Co-localization of CD133 and IL-6R was demonstrated in the dividing cells. Some cells indicated an unequal distribution of CD133. Normal tissue homeostasis is maintained through asymmetric cell divisions that produce daughter cells with differing self-renewal and differentiation potentials [30]. Certain tumor cell subfractions can self-renew and repopulate the heterogeneous tumor bulk, suggestive of asymmetric cell division, but an equally plausible explanation is that daughter cells of a symmetric division subsequently adopt differing cell fates [30]. Asymmetric cell division is a proposed mechanism to maintain CSCs. Lathia et al. [31] utilized glioma stem cells (GSCs) for two cell division modes. Through a symmetric cell division, two GSCs were generated. The other mode is to generate one GSC and one non-GSC through an asymmetric cell division. This division mode would contribute to increased cellular heterogeneity of the tumor, while still maintaining a GSC pool [31]. Co-localization of CD133 and IL-6R may play an important role of cell division.

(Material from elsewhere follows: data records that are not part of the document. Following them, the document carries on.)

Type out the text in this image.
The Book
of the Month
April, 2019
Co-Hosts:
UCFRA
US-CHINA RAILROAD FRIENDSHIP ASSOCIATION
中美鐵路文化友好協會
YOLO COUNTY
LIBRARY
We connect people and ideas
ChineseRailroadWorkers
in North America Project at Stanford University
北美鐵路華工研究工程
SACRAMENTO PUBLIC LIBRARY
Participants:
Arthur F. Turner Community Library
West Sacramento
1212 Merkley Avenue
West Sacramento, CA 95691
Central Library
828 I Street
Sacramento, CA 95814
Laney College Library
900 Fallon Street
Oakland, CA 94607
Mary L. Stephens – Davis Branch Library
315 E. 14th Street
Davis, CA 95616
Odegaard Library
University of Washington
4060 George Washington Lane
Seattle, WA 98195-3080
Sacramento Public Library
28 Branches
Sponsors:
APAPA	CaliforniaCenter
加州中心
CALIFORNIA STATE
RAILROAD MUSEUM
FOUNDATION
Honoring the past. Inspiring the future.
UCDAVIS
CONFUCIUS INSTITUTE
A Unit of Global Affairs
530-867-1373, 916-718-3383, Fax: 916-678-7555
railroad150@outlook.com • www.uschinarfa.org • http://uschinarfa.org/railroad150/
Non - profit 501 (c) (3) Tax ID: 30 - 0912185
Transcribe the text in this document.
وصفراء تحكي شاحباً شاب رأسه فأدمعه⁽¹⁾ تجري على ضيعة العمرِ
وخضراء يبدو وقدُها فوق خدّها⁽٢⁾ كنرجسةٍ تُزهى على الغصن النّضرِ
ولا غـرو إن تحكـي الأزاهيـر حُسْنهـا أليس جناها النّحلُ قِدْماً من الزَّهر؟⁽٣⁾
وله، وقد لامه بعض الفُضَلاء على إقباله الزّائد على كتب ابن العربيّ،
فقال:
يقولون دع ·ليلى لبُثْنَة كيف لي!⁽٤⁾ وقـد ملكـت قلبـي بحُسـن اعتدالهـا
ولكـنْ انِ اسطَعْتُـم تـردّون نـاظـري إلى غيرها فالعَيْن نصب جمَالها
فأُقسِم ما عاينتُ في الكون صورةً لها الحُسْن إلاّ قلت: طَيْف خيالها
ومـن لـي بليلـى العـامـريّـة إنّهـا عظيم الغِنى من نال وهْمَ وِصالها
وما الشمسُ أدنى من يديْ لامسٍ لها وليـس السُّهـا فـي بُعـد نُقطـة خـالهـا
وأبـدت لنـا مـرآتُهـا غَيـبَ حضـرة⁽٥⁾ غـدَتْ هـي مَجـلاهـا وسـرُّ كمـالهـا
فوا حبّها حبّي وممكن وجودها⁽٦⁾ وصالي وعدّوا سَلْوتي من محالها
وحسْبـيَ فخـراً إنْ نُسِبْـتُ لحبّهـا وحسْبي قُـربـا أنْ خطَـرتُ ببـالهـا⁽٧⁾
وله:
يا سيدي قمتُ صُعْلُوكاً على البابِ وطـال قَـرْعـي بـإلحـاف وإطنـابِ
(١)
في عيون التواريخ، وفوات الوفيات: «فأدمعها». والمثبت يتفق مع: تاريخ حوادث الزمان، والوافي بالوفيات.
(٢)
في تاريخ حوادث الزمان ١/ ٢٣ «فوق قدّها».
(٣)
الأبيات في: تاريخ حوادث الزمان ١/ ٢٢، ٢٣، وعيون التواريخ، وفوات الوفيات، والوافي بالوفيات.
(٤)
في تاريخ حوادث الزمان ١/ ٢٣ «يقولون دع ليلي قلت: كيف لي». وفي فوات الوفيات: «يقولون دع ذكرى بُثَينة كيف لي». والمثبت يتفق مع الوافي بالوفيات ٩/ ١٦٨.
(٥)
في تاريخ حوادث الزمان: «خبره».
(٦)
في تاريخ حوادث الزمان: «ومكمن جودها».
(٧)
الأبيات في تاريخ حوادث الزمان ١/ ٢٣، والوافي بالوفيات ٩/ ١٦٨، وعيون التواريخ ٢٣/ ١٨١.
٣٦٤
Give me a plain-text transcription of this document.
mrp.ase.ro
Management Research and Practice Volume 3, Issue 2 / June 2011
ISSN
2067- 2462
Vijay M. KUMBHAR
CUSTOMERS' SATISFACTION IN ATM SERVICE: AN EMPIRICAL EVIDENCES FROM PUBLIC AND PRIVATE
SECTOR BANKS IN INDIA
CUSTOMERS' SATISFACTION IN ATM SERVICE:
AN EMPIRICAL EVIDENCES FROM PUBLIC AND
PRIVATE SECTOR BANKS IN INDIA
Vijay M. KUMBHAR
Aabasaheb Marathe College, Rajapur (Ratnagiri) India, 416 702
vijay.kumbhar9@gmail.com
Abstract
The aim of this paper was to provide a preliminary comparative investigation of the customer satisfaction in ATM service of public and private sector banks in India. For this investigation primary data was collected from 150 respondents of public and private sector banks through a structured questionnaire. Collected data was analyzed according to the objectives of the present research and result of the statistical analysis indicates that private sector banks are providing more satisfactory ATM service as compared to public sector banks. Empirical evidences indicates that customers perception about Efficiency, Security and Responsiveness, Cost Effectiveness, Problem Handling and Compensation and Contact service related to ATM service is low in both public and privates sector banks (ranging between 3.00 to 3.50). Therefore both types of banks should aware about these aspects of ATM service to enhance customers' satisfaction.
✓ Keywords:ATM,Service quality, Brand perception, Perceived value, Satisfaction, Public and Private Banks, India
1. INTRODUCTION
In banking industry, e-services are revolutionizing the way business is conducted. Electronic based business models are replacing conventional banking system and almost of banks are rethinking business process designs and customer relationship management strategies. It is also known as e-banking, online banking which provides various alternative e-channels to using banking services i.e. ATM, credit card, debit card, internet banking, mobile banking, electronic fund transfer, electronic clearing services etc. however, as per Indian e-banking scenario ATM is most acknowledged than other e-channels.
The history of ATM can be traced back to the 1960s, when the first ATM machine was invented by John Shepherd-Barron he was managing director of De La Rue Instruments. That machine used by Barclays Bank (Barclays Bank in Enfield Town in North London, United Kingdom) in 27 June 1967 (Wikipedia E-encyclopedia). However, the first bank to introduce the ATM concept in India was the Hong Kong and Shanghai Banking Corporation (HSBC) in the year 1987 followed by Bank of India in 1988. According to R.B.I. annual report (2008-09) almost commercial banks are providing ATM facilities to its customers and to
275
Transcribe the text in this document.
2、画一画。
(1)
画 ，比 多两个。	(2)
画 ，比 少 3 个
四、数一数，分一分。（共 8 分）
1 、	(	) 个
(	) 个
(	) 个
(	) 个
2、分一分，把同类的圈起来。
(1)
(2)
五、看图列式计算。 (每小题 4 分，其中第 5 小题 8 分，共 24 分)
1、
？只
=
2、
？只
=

Further studies are required to understand the relationship between symmetric cell division and CSCs.
IL-6R has been targeted for cancer treatments, resulting in cell growth inhibition or reduced angiogenesis [32-34]. Wang et al. [27] showed that knockdown of IL-6R diminished stemness and survival of glioma stem cells. Present study suggests that CD133 and IL-6R are targeted for cancer treatments, resulting in inhibition of cell proliferation and increasing apoptosis.
This work was partly supported by the programs of the Grant-in-Aid for Scientific Research (C) from the Japan Society for the Promotion of Science (JSPS) KAKENHI, Grant Number 25462779.